Clindamicina (Dalacin C)

Classe: Lincosamide

Nomi commerciali: Dalacin C, Cleocin

Meccanismo d’azione

La clindamicina inibisce la sintesi proteica batterica legandosi alla subunità 50S del ribosoma. È batteriostatica a concentrazioni terapeutiche, ma può essere battericida a dosi elevate o contro microrganismi altamente sensibili. Ha eccellente attività contro anaerobi orali e cocchi Gram-positivi.

Indicazioni in odontoiatria

  • Profilassi dell’endocardite in pazienti allergici alle penicilline: 600 mg per os, 30-60 minuti prima della procedura
  • Infezioni odontogene in allergici alla penicillina: ascessi, celluliti, osteiti
  • Osteomielite mandibolare: per l’eccellente penetrazione nel tessuto osseo
  • Infezioni da anaerobi orali: pericoronariti, ascessi parodontali

Posologia

  • Adulti: 150-300 mg ogni 6 ore; nelle infezioni gravi 300-450 mg ogni 6 ore
  • Profilassi endocardite: 600 mg in dose singola, 30-60 minuti prima della procedura
  • Bambini: 8-25 mg/kg/die in 3-4 somministrazioni
  • Durata: 7 giorni nelle infezioni odontogene; fino a 4-6 settimane nell’osteomielite

Controindicazioni e precauzioni

Controindicata in pazienti con ipersensibilità alla clindamicina o alla lincomicina. Usare con estrema cautela in soggetti con storia di colite o patologia intestinale infiammatoria. L’insufficienza epatica grave richiede riduzione del dosaggio. La formulazione in capsule deve essere assunta con un bicchiere d’acqua pieno per evitare ulcerazioni esofagee.

Effetti collaterali

Diarrea (fino al 20% dei pazienti), nausea, dolore addominale, rash cutaneo. Il rischio più temibile è la colite pseudomembranosa da Clostridioides difficile, che può manifestarsi durante il trattamento o anche settimane dopo la sospensione. Istruire il paziente a sospendere immediatamente il farmaco e contattare il medico in caso di diarrea profusa.

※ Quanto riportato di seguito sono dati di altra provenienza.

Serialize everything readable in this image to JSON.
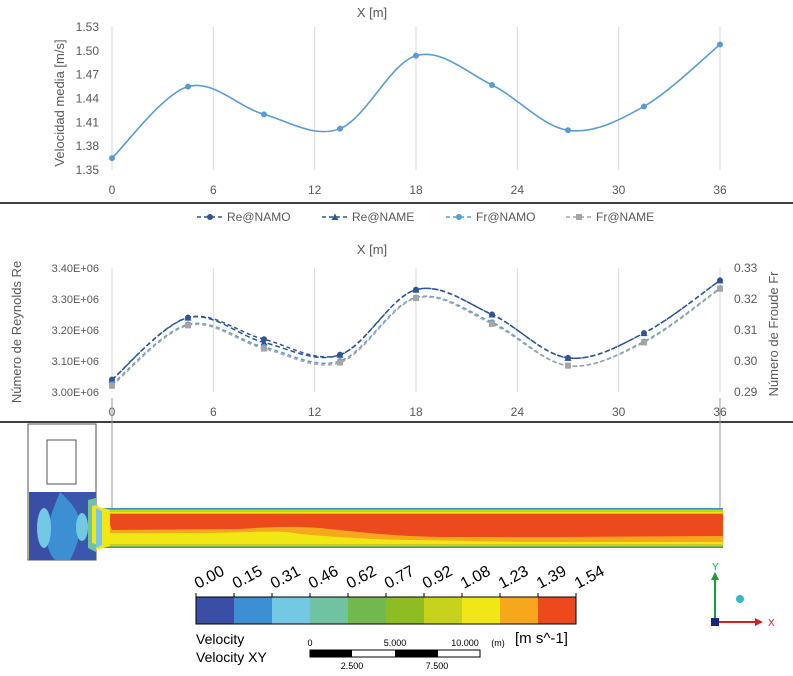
{
  "chart_data": [
    {
      "type": "line",
      "title": "X [m]",
      "ylabel": "Velocidad media [m/s]",
      "x": [
        0,
        4.5,
        9,
        13.5,
        18,
        22.5,
        27,
        31.5,
        36
      ],
      "series": [
        {
          "name": "Velocidad media",
          "values": [
            1.365,
            1.455,
            1.42,
            1.402,
            1.494,
            1.457,
            1.4,
            1.43,
            1.508
          ]
        }
      ],
      "xticks": [
        0,
        6,
        12,
        18,
        24,
        30,
        36
      ],
      "xtick_labels": [
        "0",
        "6",
        "12",
        "18",
        "24",
        "30",
        "36"
      ],
      "yticks": [
        1.35,
        1.38,
        1.41,
        1.44,
        1.47,
        1.5,
        1.53
      ],
      "ytick_labels": [
        "1.35",
        "1.38",
        "1.41",
        "1.44",
        "1.47",
        "1.50",
        "1.53"
      ],
      "xlim": [
        0,
        36
      ],
      "ylim": [
        1.35,
        1.53
      ],
      "grid": true,
      "color": "#5b9bd5"
    },
    {
      "type": "line",
      "title": "X [m]",
      "ylabel": "Número de Reynolds Re",
      "y2label": "Número de Froude Fr",
      "legend_position": "top",
      "x": [
        0,
        4.5,
        9,
        13.5,
        18,
        22.5,
        27,
        31.5,
        36
      ],
      "series": [
        {
          "name": "Re@NAMO",
          "axis": "left",
          "values": [
            3040000.0,
            3240000.0,
            3170000.0,
            3120000.0,
            3330000.0,
            3250000.0,
            3110000.0,
            3190000.0,
            3360000.0
          ],
          "color": "#2f5597",
          "marker": "circle"
        },
        {
          "name": "Re@NAME",
          "axis": "left",
          "values": [
            3040000.0,
            3240000.0,
            3160000.0,
            3120000.0,
            3330000.0,
            3250000.0,
            3110000.0,
            3190000.0,
            3360000.0
          ],
          "color": "#2f5597",
          "marker": "triangle"
        },
        {
          "name": "Fr@NAMO",
          "axis": "right",
          "values": [
            0.2925,
            0.3118,
            0.3045,
            0.3,
            0.3205,
            0.3125,
            0.2985,
            0.3063,
            0.3235
          ],
          "color": "#5b9bd5",
          "marker": "circle"
        },
        {
          "name": "Fr@NAME",
          "axis": "right",
          "values": [
            0.292,
            0.3115,
            0.304,
            0.2995,
            0.3203,
            0.312,
            0.2985,
            0.306,
            0.3233
          ],
          "color": "#a5a5a5",
          "marker": "square"
        }
      ],
      "xticks": [
        0,
        6,
        12,
        18,
        24,
        30,
        36
      ],
      "xtick_labels": [
        "0",
        "6",
        "12",
        "18",
        "24",
        "30",
        "36"
      ],
      "yticks": [
        3000000.0,
        3100000.0,
        3200000.0,
        3300000.0,
        3400000.0
      ],
      "ytick_labels": [
        "3.00E+06",
        "3.10E+06",
        "3.20E+06",
        "3.30E+06",
        "3.40E+06"
      ],
      "y2ticks": [
        0.29,
        0.3,
        0.31,
        0.32,
        0.33
      ],
      "y2tick_labels": [
        "0.29",
        "0.30",
        "0.31",
        "0.32",
        "0.33"
      ],
      "xlim": [
        0,
        36
      ],
      "ylim": [
        3000000.0,
        3400000.0
      ],
      "y2lim": [
        0.29,
        0.33
      ],
      "grid": true
    },
    {
      "type": "heatmap",
      "legend": {
        "title": "Velocity",
        "subtitle": "Velocity XY",
        "unit": "[m s^-1]",
        "labels": [
          "0.00",
          "0.15",
          "0.31",
          "0.46",
          "0.62",
          "0.77",
          "0.92",
          "1.08",
          "1.23",
          "1.39",
          "1.54"
        ],
        "colors": [
          "#3b4ea6",
          "#3d8fd4",
          "#73c8e3",
          "#6fc2a2",
          "#72b84c",
          "#8ebc23",
          "#c7d21a",
          "#f1e715",
          "#f7a71c",
          "#ec4a1c"
        ]
      },
      "scale_bar": {
        "top_labels": [
          "0",
          "5.000",
          "10.000"
        ],
        "bottom_labels": [
          "2.500",
          "7.500"
        ],
        "unit": "(m)"
      },
      "triad": {
        "y": "Y",
        "x": "X"
      }
    }
  ]
}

Interazioni di interesse odontoiatrico

La clindamicina può potenziare l’effetto dei bloccanti neuromuscolari: rilevante se il paziente è in terapia o in vista di anestesia generale. I macrolidi (eritromicina, azitromicina) competono per lo stesso sito ribosomiale: non associarli. Il caolino riduce l’assorbimento orale della clindamicina.

Considerazioni odontoiatriche

La clindamicina è l’alternativa d’elezione in odontoiatria per i pazienti allergici alle penicilline. La sua capacità di penetrare nel tessuto osseo la rende particolarmente utile nelle infezioni che coinvolgono le strutture mascellari. Tuttavia, il rischio di colite da C. difficile impone un uso ragionato: non prescriverla come prima scelta se il paziente tollera le penicilline. Avvisare sempre il paziente del rischio di diarrea grave. Nelle infezioni gravi con componente anaerobica, può essere associata a un fluorochinolone per ampliare la copertura Gram-negativa.

Nota: Le informazioni riportate hanno finalità esclusivamente informativa e non sostituiscono il parere del medico o del farmacista. Dosaggi e indicazioni devono essere sempre verificati sulle fonti ufficiali e adattati al singolo paziente.